Desaparecer no ar ou ir para a lua, como disse o alto representante da UE, Josep Borrell, nesta segunda-feira quando pediu aos EUA que parem de vender armas para Israel. "Netanyahu não ouve ninguém", lamentou Borrell sobre os apelos de todos os líderes que viajam para Tel Aviv para implorar que ele acabe com a matança de civis na Faixa de Gaza. "Eles vão evacuar. Para onde? Para a lua? Onde eles vão evacuar essas pessoas?", disse, pedindo que se faça "algo mais do que expressar preocupação" diante da situação em Gaza.
Nessa linha, está a iniciativa da Espanha e da Irlanda, que nesta quarta-feira pediram à Comissão Europeia ações mais firmes de Bruxelas com Israel quatro meses após o início da ofensiva em Gaza. Em uma carta dirigida à presidente da Comissão Europeia, Ursula Von Der Leyen, o presidente do governo, Pedro Sánchez - um dos líderes europeus mais críticos à intervenção militar israelense em Gaza - e seu homólogo irlandês, Leo Varadkar, pediram à Comissão uma revisão dos acordos comerciais com Israel, lembrando que o Acordo de Associação entre este país e a UE se baseia no cumprimento dos direitos humanos e dos princípios democráticos por ambas as partes. "Os horrendos ataques terroristas cometidos pelo Hamas e outros grupos armados não justificam nem podem justificar qualquer violação do Direito Internacional e Humanitário na resposta militar, com as consequentes consequências para a população civil da região", diz a carta.

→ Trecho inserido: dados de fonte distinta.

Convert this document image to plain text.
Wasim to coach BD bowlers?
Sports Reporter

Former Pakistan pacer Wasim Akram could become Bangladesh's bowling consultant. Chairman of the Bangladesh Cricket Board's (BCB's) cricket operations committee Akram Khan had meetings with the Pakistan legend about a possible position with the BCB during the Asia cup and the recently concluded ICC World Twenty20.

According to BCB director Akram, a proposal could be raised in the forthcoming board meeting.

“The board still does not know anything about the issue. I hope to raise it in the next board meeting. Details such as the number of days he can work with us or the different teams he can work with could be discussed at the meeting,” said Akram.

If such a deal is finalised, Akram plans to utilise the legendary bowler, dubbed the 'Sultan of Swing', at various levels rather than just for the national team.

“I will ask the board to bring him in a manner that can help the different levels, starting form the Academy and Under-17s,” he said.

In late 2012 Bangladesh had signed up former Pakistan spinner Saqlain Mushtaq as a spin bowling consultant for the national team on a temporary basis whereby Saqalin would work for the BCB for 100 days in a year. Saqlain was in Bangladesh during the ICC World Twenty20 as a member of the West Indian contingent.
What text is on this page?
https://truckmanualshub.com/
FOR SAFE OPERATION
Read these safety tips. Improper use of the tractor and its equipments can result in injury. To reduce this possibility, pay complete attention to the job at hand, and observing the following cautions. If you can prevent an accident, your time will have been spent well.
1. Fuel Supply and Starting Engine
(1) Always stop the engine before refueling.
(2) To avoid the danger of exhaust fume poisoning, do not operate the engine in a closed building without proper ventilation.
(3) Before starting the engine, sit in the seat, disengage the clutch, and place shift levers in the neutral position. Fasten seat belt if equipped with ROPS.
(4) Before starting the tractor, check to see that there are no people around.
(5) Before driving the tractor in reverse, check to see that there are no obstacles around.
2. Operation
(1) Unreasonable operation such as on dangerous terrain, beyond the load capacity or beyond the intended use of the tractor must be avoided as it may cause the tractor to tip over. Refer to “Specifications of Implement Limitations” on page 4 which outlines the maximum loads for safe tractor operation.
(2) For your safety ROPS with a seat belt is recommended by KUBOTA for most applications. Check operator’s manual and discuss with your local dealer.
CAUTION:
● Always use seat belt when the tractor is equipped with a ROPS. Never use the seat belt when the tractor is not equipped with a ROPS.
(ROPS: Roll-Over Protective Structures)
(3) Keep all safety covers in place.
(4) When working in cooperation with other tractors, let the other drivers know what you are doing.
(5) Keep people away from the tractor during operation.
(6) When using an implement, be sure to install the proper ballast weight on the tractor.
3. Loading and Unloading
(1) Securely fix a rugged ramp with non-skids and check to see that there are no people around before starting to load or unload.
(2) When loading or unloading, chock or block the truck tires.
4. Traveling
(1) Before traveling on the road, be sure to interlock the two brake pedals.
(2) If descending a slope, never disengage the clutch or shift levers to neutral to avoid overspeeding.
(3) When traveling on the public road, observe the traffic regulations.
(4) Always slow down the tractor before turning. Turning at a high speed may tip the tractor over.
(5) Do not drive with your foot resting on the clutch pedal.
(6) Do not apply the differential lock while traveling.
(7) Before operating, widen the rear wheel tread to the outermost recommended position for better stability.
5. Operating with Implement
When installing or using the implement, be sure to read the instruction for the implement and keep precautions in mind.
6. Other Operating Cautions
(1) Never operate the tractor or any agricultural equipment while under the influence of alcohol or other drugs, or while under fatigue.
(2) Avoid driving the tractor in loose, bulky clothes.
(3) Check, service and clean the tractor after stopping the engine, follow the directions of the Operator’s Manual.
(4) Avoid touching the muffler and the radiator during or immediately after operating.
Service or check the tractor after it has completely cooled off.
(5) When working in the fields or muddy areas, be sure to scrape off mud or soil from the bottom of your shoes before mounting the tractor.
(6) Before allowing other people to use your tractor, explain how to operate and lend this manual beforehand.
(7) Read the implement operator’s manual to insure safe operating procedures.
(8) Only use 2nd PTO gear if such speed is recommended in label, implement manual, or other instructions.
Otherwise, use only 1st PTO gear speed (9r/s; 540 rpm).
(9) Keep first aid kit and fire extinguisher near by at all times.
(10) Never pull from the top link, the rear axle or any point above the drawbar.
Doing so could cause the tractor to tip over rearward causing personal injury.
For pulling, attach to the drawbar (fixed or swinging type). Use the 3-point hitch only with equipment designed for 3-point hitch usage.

Sánchez e Varadkar, líder do partido conservador democrata-cristão Fine Gael, pertencem a duas famílias políticas diferentes e sua iniciativa conjunta materializa a transversalidade que começa a haver em uma UE até agora dividida sobre uma postura mais firme em relação a Israel.
Essa mesma transversalidade ocorreu na terça-feira no Parlamento italiano. Em um fato praticamente inédito desde que a líder do ultradireitista Irmãos da Itália, Giorgia Meloni, chegou ao poder em 2022, a Câmara dos Deputados aprovou, com a abstenção da maioria que apoia o governo, uma moção apresentada pelo Partido Democrático na qual pela primeira vez o Parlamento insta o Governo a "apoiar qualquer iniciativa para pedir um imediato cessar-fogo humanitário em Gaza", algo que o Executivo se opôs apenas algumas semanas atrás. O resultado foi fruto de uma negociação direta entre Meloni e a líder do PD, Elly Schlein, que concordou em mudar no texto da moção a ordem das frases para que o pedido de libertação incondicional dos reféns aparecesse antes.
O que ficou de fora foi a aprovação de uma referência ao reconhecimento do Estado palestino, apesar de o Parlamento italiano já ter se expressado nesse sentido em 2015. Horas antes, o secretário de Estado do Vaticano, Pietro Parolin, após uma reunião com Meloni, o presidente da República, Sergio Mattarella, e o ministro das Relações Exteriores, Antonio Tajani, pelo aniversário dos acordos entre a Itália e o Vaticano, disse: "Todos estamos indignados com o que está acontecendo, com este massacre, mas temos que ter coragem de continuar e não perder a esperança". "Eu sei que também a Itália", acrescentou antes de reiterar que "é necessário encontrar outras vias para resolver o problema em Gaza e na Palestina".
"A Santa Sé diz isso desde o início: por um lado, condena claramente e sem reservas o que aconteceu em 7 de outubro. Uma condenação clara e sem reservas de qualquer forma de antissemitismo, aqui reitero isso; mas, ao mesmo tempo, também um pedido para o direito de defesa de Israel que foi invocado para justificar que esta operação seja proporcional e com 30.000 mortos certamente não é". Palavras classificadas como "deploráveis" pela Embaixada de Israel no Vaticano.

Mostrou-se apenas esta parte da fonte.